Verdict : Chouette n’aime pas (mais elle aime rarement), Kira a dit « c’est une dinguerie » et je plussoie, biscuits préférés et de très loin.
J’ai la sensation que je lis Hyperrêve exactement au bon moment, c’est à dire quand elle est morte. Parce qu’elle écrit sur avant la mort de sa mère, je peux lire pour moi lors de l’après, je n’ai pas à me demander si « je devrais », je ne dois plus rien. Je suis dans un après qui revisite, explore ce qui aurait pu être et surtout ce qui a été, mais c’est figé, dans l’absolu. Cela permet enfin de travailler sur une base stable, rien ne bougera plus de la relation. Triste mais efficace, aussi. Je n’ai plus la sensation d’être sur un bateau en pleine tempête. Plus de regarder une tempête qui a eu lieu et d’y retourner volontairement, peut-être pour me prouver que j’en ressors vivante chaque fois.

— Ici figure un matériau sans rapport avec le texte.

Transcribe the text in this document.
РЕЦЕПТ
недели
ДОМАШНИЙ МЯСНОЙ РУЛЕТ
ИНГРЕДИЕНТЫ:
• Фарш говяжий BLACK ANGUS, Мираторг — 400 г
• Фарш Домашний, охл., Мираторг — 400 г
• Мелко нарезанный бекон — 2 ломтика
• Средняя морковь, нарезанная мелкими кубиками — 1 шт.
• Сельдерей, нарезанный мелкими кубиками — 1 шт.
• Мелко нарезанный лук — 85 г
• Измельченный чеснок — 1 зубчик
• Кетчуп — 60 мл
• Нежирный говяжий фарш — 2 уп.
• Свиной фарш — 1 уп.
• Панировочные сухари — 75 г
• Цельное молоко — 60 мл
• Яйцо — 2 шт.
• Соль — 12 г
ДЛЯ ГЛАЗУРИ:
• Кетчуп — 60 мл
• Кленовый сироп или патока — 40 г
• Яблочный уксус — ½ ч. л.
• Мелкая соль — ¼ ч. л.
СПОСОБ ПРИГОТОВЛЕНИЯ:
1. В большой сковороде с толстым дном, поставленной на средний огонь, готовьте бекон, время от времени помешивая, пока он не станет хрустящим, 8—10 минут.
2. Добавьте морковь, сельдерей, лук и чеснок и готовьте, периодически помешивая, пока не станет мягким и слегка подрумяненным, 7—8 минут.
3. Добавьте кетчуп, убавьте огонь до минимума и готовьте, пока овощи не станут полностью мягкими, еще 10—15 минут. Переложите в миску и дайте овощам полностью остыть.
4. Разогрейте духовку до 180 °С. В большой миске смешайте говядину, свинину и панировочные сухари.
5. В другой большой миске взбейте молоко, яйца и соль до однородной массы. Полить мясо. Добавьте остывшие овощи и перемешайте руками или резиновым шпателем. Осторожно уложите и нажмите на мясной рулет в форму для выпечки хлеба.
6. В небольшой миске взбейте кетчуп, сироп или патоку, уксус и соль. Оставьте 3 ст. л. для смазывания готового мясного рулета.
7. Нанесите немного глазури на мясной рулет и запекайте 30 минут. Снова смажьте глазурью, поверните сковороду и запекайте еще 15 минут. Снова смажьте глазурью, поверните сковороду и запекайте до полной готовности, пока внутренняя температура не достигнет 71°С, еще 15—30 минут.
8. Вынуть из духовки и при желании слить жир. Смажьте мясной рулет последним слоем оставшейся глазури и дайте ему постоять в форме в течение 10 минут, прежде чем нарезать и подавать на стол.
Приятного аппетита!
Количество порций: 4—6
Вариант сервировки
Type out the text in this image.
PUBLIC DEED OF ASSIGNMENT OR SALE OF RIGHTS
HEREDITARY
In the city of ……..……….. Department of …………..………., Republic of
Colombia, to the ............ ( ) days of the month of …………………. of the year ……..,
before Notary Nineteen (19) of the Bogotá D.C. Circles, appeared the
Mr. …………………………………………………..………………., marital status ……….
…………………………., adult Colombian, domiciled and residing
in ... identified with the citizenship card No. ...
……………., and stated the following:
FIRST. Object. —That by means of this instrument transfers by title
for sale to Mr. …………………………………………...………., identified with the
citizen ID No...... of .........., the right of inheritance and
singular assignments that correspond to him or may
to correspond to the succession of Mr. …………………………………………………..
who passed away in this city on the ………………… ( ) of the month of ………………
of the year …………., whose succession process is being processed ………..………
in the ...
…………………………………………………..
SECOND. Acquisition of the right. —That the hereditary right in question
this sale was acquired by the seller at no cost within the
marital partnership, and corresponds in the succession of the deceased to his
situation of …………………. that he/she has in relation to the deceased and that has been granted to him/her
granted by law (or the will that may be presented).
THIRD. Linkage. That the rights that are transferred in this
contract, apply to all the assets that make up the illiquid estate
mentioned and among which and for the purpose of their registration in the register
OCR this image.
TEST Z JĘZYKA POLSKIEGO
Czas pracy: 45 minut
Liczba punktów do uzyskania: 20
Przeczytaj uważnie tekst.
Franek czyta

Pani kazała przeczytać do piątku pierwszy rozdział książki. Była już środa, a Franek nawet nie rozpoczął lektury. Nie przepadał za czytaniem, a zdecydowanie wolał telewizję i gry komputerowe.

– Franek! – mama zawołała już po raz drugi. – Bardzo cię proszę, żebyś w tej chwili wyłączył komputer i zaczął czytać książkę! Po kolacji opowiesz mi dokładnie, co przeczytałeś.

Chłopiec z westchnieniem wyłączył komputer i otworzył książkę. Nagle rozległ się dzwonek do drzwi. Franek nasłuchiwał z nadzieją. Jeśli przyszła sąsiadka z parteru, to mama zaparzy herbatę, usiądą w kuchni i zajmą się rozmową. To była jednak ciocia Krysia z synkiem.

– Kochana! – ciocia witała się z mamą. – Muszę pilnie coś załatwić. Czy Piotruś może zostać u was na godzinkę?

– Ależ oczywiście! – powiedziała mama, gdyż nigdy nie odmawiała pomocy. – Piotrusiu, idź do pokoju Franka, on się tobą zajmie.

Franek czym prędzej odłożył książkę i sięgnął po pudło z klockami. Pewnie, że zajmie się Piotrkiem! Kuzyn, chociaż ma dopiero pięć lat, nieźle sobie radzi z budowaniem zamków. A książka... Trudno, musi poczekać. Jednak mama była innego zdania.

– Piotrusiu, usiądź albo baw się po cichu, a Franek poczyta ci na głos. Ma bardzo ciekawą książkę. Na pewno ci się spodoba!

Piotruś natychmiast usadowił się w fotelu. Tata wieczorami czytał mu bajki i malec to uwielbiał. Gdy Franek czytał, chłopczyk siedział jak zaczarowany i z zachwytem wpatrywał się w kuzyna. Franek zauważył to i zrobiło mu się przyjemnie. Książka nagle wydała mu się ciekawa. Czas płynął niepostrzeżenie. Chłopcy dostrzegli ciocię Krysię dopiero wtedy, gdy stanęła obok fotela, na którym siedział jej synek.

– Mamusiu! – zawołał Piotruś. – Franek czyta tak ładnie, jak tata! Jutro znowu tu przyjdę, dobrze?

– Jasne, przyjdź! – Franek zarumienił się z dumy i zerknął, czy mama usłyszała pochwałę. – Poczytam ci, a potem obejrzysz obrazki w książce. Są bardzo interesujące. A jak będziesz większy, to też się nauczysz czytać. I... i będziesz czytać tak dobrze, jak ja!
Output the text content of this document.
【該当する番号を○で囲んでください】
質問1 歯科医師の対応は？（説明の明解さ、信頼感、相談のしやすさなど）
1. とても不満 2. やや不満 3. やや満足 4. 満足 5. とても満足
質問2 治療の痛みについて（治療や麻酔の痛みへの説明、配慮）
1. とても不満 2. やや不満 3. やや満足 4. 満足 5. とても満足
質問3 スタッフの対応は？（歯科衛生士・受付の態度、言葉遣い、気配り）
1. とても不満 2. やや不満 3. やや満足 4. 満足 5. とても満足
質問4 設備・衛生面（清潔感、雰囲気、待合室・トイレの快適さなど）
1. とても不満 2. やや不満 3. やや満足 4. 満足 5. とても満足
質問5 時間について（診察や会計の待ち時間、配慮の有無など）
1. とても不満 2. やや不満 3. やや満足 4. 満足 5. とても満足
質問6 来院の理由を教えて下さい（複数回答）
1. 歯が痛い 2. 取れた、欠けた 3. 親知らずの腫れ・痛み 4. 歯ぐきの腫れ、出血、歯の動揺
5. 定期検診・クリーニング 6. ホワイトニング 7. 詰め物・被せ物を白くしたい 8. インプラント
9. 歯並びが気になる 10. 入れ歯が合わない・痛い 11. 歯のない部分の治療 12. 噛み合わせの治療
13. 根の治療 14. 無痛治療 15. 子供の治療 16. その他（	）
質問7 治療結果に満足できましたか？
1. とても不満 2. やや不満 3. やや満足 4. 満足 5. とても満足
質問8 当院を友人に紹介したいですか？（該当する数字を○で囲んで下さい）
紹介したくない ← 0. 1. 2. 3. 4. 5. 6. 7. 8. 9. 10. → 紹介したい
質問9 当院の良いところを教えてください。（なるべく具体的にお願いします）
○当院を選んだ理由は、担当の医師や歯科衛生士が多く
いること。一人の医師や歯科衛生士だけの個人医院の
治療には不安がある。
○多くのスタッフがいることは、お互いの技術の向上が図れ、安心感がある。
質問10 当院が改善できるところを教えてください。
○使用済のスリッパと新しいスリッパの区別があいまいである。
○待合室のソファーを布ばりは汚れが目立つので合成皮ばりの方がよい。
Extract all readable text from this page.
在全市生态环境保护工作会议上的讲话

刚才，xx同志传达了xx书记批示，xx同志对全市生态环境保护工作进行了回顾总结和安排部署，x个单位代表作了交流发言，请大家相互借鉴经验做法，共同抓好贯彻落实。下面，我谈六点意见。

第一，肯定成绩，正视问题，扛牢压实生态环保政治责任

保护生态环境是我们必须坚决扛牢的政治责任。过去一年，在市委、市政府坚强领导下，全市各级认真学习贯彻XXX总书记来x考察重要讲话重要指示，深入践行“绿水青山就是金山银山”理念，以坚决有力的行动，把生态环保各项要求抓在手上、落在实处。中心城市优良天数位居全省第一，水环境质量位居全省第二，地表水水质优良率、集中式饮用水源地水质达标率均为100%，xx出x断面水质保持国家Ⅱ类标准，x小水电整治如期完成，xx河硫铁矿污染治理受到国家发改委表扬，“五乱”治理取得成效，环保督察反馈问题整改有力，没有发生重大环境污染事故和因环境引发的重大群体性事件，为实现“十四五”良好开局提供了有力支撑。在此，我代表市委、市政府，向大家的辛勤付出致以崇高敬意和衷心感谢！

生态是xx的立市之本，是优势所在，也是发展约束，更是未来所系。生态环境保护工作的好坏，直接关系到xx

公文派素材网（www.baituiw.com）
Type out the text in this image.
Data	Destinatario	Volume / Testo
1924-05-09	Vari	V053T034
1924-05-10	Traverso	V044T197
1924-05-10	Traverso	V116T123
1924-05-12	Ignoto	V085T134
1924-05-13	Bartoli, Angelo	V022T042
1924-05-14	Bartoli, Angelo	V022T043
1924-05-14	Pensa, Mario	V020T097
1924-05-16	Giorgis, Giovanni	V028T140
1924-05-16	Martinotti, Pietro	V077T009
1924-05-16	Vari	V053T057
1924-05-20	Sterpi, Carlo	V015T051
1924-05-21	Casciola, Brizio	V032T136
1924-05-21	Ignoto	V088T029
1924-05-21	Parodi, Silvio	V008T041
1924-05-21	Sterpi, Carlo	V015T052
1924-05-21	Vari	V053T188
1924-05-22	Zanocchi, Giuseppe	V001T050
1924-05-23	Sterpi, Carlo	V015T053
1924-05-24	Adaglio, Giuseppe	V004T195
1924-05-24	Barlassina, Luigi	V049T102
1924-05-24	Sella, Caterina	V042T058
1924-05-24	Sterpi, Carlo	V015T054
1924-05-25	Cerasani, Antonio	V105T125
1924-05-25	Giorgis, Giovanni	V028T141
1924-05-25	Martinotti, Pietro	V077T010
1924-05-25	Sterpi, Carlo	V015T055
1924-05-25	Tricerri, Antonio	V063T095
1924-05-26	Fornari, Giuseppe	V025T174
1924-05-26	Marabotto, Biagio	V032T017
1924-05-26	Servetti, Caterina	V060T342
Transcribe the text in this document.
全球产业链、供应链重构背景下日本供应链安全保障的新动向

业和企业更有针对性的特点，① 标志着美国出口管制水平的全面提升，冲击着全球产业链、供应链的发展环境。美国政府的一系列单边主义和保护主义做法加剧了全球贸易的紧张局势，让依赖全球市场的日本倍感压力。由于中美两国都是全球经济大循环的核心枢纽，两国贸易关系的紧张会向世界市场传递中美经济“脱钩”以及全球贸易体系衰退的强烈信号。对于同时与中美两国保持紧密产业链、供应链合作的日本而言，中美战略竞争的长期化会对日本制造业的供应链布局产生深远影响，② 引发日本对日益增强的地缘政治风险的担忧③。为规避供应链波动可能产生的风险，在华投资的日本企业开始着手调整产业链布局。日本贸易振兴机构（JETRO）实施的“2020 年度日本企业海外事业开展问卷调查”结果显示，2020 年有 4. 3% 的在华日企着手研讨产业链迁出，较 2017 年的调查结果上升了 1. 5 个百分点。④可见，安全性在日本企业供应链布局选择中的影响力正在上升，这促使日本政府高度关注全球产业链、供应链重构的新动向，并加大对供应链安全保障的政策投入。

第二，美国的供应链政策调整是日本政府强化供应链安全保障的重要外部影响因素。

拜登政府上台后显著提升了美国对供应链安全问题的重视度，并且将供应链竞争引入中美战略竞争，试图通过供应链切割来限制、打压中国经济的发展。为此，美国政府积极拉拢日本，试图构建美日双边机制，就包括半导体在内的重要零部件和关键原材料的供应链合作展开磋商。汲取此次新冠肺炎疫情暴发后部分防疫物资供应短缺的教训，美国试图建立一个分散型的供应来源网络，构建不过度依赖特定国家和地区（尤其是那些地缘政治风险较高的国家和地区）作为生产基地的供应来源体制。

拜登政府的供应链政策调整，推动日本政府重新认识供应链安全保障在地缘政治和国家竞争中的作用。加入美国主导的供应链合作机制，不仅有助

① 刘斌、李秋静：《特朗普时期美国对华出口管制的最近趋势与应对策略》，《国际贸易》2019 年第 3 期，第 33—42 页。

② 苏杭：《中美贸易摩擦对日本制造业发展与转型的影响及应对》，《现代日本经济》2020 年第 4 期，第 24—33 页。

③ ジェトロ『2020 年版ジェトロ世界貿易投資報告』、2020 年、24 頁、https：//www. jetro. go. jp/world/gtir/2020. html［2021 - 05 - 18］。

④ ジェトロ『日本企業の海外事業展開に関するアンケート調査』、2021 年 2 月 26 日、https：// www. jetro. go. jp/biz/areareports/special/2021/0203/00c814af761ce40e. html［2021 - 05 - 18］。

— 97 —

Bizarrement, elle me fait bifurquer aussi.
(Jacques Derrida dit) « Et chaque fois, à la même date sera commémorée la date de ce qui ne saurait revenir »
J’ai laissé passer la date de l’amitié perdue à jamais (à jamais parce que je ne sais pas lui dire que l’inadmissible ne peut plus advenir et d’ailleurs non, c’est faux, je l’ai dit et il a répondu qu’il ne saurait me promettre que cela ne recommence pas, j’ai essayé mais, fin donc de lui et de moi, à jamais) ainsi que la date de l’accident un an après lié à lui et où je me suis brisée le nez. Je n’ai rien commémoré, j’ai oublié – bon signe ? Avancée, peut-être. Déchirure, aussi.
L’amitié meurt toujours trop vite, ou toujours trop, ou toujours.
Il est rentré et de le voir alors qu’il m’avait prévenue, il est rentré et j’ai reçu comme un coup.
Mercredi 16
Je dors à peine, la petite contre moi sur l’oreiller – depuis deux jours elle va bien. Je ne sais pas le pourquoi de ce sommeil chaotique et bouleversé de rêves ; une amie qui ne l’est plus (depuis le jour de mon mariage) est assise à une table dans une classe de primaire. Je n’ose pas m’asseoir près d’elle puisqu’on est séparées/fâchées/brouillées/quelque chose peut-être rien. Je m’assois à deux tables d’elle. La disposition fait que je tourne le dos à la classe (à ma droite, le tableau), mais je ne suis pas la seule dans ce cas. J’essaye de suivre le cours et finalement je me retrouve face au tableau et L. est assise à ma droite à une place près. Plus proches certes, mais on ne se parle toujours pas.
Ce qui me perturbe au réveil, c’est que je n’avais jamais vu L. avec une queue de cheval.
Dans la vraie vie, l’amie a comme senti les nœuds se défaire de mon côté – je ne vois que ça – parce que soudain, elle est là. Cela m’étonne toujours comme tout est lié, même, ou surtout, l’invisible.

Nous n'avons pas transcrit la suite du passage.